La vera valutazione non è una serie di test

Dispiacerà alle vestali dell’oggettività e della standardizzazione. Ma è un bene riconoscerne l’impossibilità in tempo, evitando ulteriori sprechi, di risorse, di intelligenza, di credibilità.

di Ernesto Paolozzi, la Repubblica di Napoli 6.10.2013

“ La conoscenza all’indice: la burocratizzazione dell’ università e della scuola tra dirigismo e (s)valutazione del sapere.” E’ il titolo di un dibattito che si terrà all’Istituto italiano per gli studi filosofici lunedì alle 17. Un convegno da non perdere, al quale interverranno: Bartolo Costanzo, Gennaro Lubrano di Diego, Ernesto Mostardi, Gianpaolo Paladino, Antonello Petrillo, Valeria Pinto.
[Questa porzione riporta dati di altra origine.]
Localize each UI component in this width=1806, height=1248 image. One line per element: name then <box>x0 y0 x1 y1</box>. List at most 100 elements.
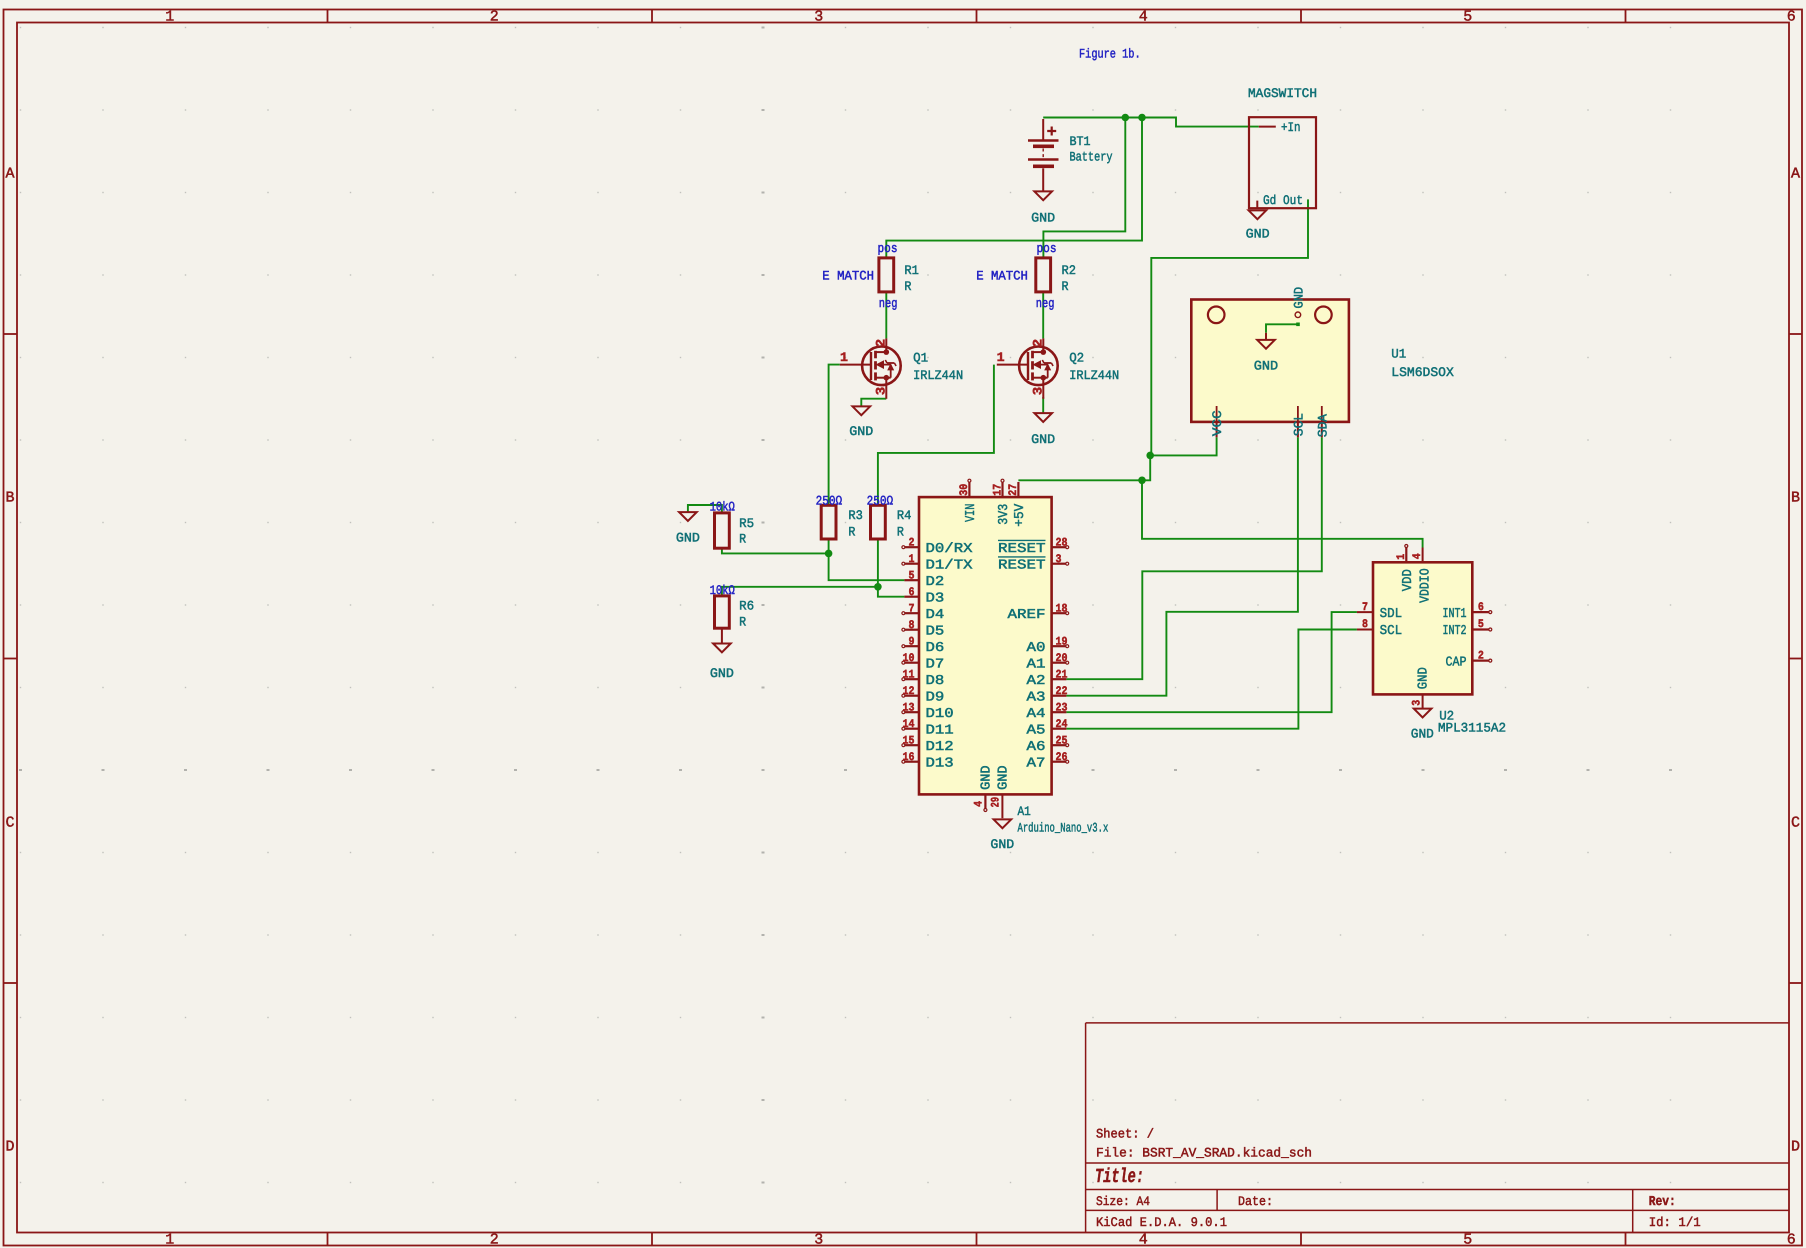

Nei vent’anni di desertificazione delle intelligenze nei quali si è dibattuto quasi esclusivamente dell’onestà e della disonestà di Berlusconi in una sorta di nevrosi collettiva, l’opinione pubblica non si è accorta che nel frattempo la cultura, classica e critica, subiva un attacco concentrico e micidiale. Non penso soltanto alla battutaccia, qualunquista e opportunista, pronunciata da un ex ministro: “con la cultura non si mangia”. Troppo volgare la battuta, troppo facili le critiche e le controbattute. Penso ad un fenomeno molto più vasto e profondo, subdolo e, malauguratamente, trasversale agli schieramenti politici.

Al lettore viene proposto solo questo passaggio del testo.